Toronto auditor general finds city workers spending tens of thousands on orthotics, physio

Toronto’s auditor general wants more city oversight after finding some employees were spending thousands of dollars on massages, physiotherapy and in one case, dozens of pairs of orthotics.

Councillors back request for insurer to provide more information about employee benefit claims

Toronto's auditor general wants more city oversight after finding some employees were spending thousands of dollars on massages, physiotherapy and in one case, dozens of pairs of orthotics. (Credit unknown)

Toronto's auditor general wants more city oversight after finding some employees were spending thousands of dollars on massages, physiotherapy and in one case, dozens of pairs of orthotics.

Auditor General Beverly Romeo-Beehler says many of those cases, dating back to between 2013-2015, appear suspicious, and is recommending that the city's insurer, Manulife, provide more information about medical providers in the future to prevent fraudulent claims.

Romeo-Beehler unveiled her findings last Friday at an audit committee meeting where the serious allegation that the city was losing millions due to potential bid-rigging by paving companies took centre stage. The findings are the second phase of an investigation into how employees are using the benefits plan, which the city spent some $229 million per year as of 2015. 

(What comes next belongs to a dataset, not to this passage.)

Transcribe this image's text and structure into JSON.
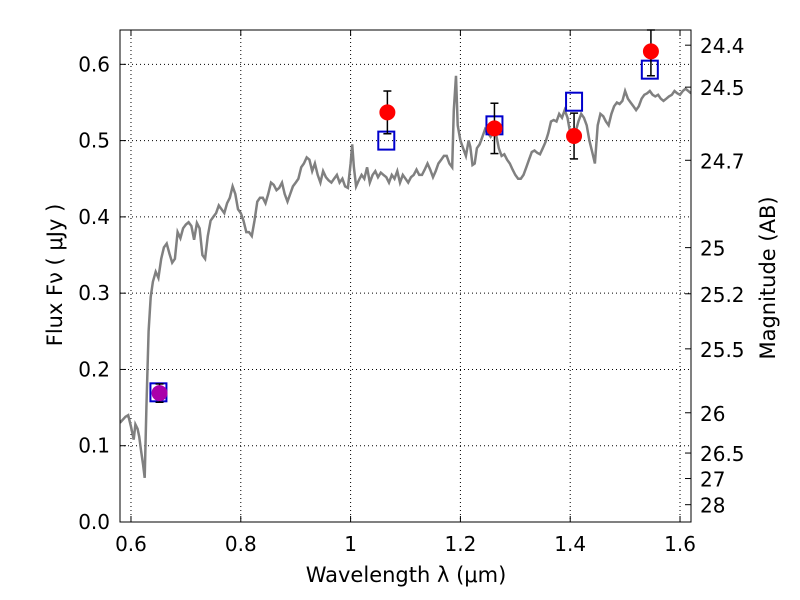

Here's some of what she found:

  • One family of six received massage therapy on the same day, six times in ten weeks, costing the city about $3,000. The auditor noted the same massage therapist signed off on all 5.5 hours of treatment.
  • One employee with three dependents received $28,500 after claiming 60 pairs of orthotics.
  • Several families claimed an "unusually large number" of medical braces, with one being reimbursed $38,000 over three years.
  • And 17 individuals claimed more than $10,000 worth of physiotherapy in one year

"Sickness is random — there's going to be people within a family that get physio," Romeo-Beehler said.

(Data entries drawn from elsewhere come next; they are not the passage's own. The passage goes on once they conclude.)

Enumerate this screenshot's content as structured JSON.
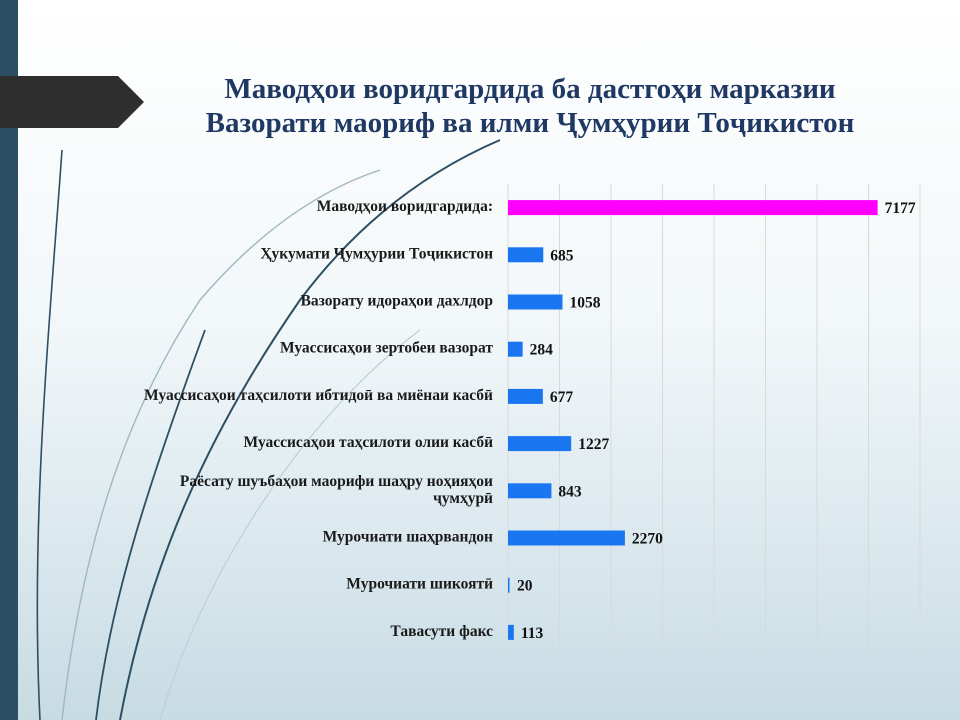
{
  "slide": {
    "title_line1": "Маводҳои воридгардида ба дастгоҳи марказии",
    "title_line2": "Вазорати маориф ва илми Ҷумҳурии Тоҷикистон"
  },
  "colors": {
    "title": "#1f3864",
    "bar_total": "#ff00ff",
    "bar": "#1a75f0",
    "sidebar": "#2d4f63"
  },
  "chart_data": {
    "type": "bar",
    "orientation": "horizontal",
    "title": "Маводҳои воридгардида ба дастгоҳи марказии Вазорати маориф ва илми Ҷумҳурии Тоҷикистон",
    "xlim": [
      0,
      8000
    ],
    "grid": true,
    "legend": "none",
    "categories": [
      "Маводҳои воридгардида:",
      "Ҳукумати Ҷумҳурии Тоҷикистон",
      "Вазорату идораҳои дахлдор",
      "Муассисаҳои зертобеи вазорат",
      "Муассисаҳои таҳсилоти ибтидоӣ ва миёнаи касбӣ",
      "Муассисаҳои таҳсилоти олии касбӣ",
      "Раёсату шуъбаҳои маорифи шаҳру ноҳияҳои ҷумҳурӣ",
      "Муроҷиати шаҳрвандон",
      "Мурочиати шикоятӣ",
      "Тавасути факс"
    ],
    "label_lines": [
      [
        "Маводҳои воридгардида:"
      ],
      [
        "Ҳукумати Ҷумҳурии Тоҷикистон"
      ],
      [
        "Вазорату идораҳои дахлдор"
      ],
      [
        "Муассисаҳои зертобеи вазорат"
      ],
      [
        "Муассисаҳои таҳсилоти ибтидоӣ ва миёнаи касбӣ"
      ],
      [
        "Муассисаҳои таҳсилоти олии касбӣ"
      ],
      [
        "Раёсату шуъбаҳои маорифи шаҳру ноҳияҳои",
        "ҷумҳурӣ"
      ],
      [
        "Мурочиати шаҳрвандон"
      ],
      [
        "Мурочиати шикоятӣ"
      ],
      [
        "Тавасути факс"
      ]
    ],
    "values": [
      7177,
      685,
      1058,
      284,
      677,
      1227,
      843,
      2270,
      20,
      113
    ],
    "highlight_index": 0
  }
}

"But not the entire family."

'Unlimited' coverage often applies to dependents 

The systematic nature of the claims, she said, suggest they could be fraudulent. 

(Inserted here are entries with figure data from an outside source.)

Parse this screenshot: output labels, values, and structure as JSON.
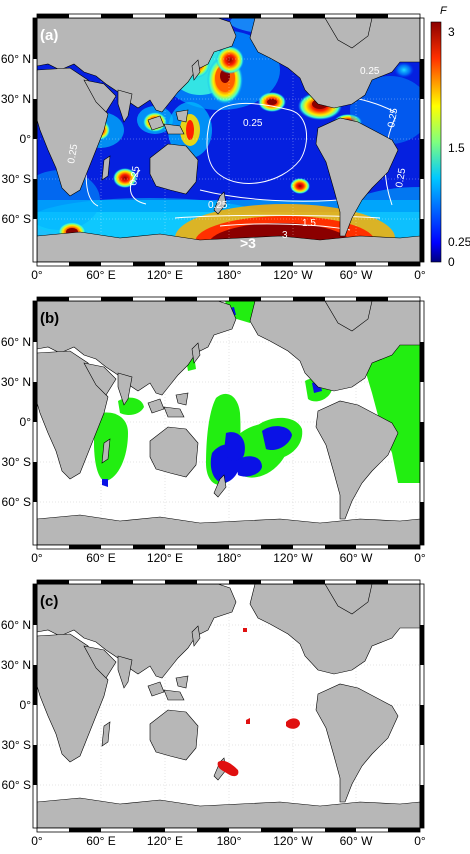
{
  "panels": [
    {
      "id": "a",
      "label": "(a)"
    },
    {
      "id": "b",
      "label": "(b)"
    },
    {
      "id": "c",
      "label": "(c)"
    }
  ],
  "lat_ticks": [
    "60° N",
    "30° N",
    "0°",
    "30° S",
    "60° S"
  ],
  "lon_ticks": [
    "0°",
    "60° E",
    "120° E",
    "180°",
    "120° W",
    "60° W",
    "0°"
  ],
  "colorbar": {
    "title": "F",
    "ticks": [
      "3",
      "1.5",
      "0.25",
      "0"
    ]
  },
  "annotations": {
    "contour_025": "0.25",
    "contour_15": "1.5",
    "contour_3": "3",
    "max_label": ">3"
  },
  "colors": {
    "land": "#b7b7b7",
    "green": "#22ee11",
    "blue": "#0a12e6",
    "red": "#e01010"
  }
}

The city has been reining in the health benefits offered to its workers. However, there are still some areas where there's "unlimited" coverage — which often applies to dependents, as well. Romeo-Beehler said the city needs to keep a close eye on these areas. 

The auditor's report notes the area of extended health benefits, which excludes drug costs, has also shot up 68 per cent in the last ten years and now costs the city some $56 million in 2015.

Toronto Auditor General Romeo-Beehler (right) unveiled her findings last Friday at an audit committee meeting where the serious allegation that the city was losing millions due to potential bid-rigging by paving companies took centre stage. (John Rieti/CBC)

It also found $75,000 in overpayments, which the city is hoping to recover from Manulife. The report also criticizes the insurance giant for not doing more to catch abuse. 

"Overall, we found the controls and monitoring of the city's benefit claims ineffective in identifying unusual patterns or potential frauds," the report notes. 

Coun. Josh Matlow said he supports taking a close look at the health plan.

"We need to do things differently," he said, adding some of the abuse is "glaringly obvious."

The auditor issued a series of recommendations to improve the system, which were adopted by the audit committee.